= Eileen Mackevich =

American historian (1939–2022)

Eileen R. Mackevich (May 18, 1939 – March 14, 2022) was an American historian who was the executive director of the Abraham Lincoln Presidential Library and Museum from 2010 to 2015. She was unanimously recommended for this position by the Board of Trustees for the Illinois Historic Preservation Agency (IHPA), and the title was officially bestowed upon her in December 2010, by Illinois Governor Pat Quinn. A radio journalist, she had previously served as executive director of the national Lincoln Bicentennial Commission, and was founder of the Chicago Humanities Festival.

==Education==
Mackevich earned her bachelor's degree from the University of Pennsylvania, Master's degree in British history at Northeastern Illinois University, and took additional graduate coursework at the University of Illinois at Chicago. She has honorary doctorates from Dominican University and Lincoln College.

==Career==
Mackevich co-founded the Chicago Humanities Festival with Richard J. Franke. She served as president from 1989 to 2005.

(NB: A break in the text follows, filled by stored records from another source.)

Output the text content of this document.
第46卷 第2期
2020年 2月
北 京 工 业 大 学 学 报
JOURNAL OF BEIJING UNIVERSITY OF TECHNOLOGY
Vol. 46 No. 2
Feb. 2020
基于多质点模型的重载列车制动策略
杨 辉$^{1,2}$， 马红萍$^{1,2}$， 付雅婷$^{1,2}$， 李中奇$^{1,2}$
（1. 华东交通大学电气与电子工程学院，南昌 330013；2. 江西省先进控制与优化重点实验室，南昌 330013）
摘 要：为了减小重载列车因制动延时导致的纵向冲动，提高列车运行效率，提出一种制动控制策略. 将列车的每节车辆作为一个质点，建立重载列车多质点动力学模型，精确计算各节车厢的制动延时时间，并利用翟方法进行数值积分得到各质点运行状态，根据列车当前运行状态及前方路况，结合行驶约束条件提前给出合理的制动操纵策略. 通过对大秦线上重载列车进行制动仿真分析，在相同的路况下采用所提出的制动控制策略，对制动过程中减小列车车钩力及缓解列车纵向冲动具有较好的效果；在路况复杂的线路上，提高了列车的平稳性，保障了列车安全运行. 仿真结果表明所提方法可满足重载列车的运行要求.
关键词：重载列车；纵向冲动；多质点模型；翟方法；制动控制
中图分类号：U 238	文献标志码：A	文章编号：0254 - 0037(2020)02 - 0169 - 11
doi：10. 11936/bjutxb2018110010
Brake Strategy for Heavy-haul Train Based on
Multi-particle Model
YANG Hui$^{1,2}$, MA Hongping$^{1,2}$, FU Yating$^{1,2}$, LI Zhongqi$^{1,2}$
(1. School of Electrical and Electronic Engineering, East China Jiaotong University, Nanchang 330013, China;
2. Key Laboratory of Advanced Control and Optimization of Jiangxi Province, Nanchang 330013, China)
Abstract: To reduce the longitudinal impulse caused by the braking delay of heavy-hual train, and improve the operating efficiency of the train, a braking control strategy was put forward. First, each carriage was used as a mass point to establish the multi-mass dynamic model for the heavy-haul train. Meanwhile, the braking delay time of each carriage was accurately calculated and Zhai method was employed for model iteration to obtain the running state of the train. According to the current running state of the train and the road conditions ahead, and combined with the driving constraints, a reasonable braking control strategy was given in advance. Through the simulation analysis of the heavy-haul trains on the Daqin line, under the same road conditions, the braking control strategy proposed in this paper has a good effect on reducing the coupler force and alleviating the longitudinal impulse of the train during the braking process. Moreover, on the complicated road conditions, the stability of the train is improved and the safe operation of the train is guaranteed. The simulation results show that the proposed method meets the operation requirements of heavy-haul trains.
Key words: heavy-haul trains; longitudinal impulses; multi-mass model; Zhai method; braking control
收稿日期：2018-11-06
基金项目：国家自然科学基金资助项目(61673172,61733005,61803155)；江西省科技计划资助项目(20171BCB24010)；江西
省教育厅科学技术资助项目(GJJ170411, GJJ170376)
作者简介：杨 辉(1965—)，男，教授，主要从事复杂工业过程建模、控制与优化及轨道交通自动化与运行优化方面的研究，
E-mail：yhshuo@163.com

From 2006 to 2009, Mackevich was the executive director of the Abraham Lincoln Bicentennial Commission.

For 18 years, Mackevich had a career as a broadcast journalist and talk show host on WBEZ, Chicago Public Radio.

In 2004, she was named one of the "100 Most Powerful Women in Chicago" by the Chicago Sun Times.

==Personal life==
Mackevich died on March 14, 2022, at the age of 82.

==Honors and awards==
Mackevich was a member of the Order of the British Empire.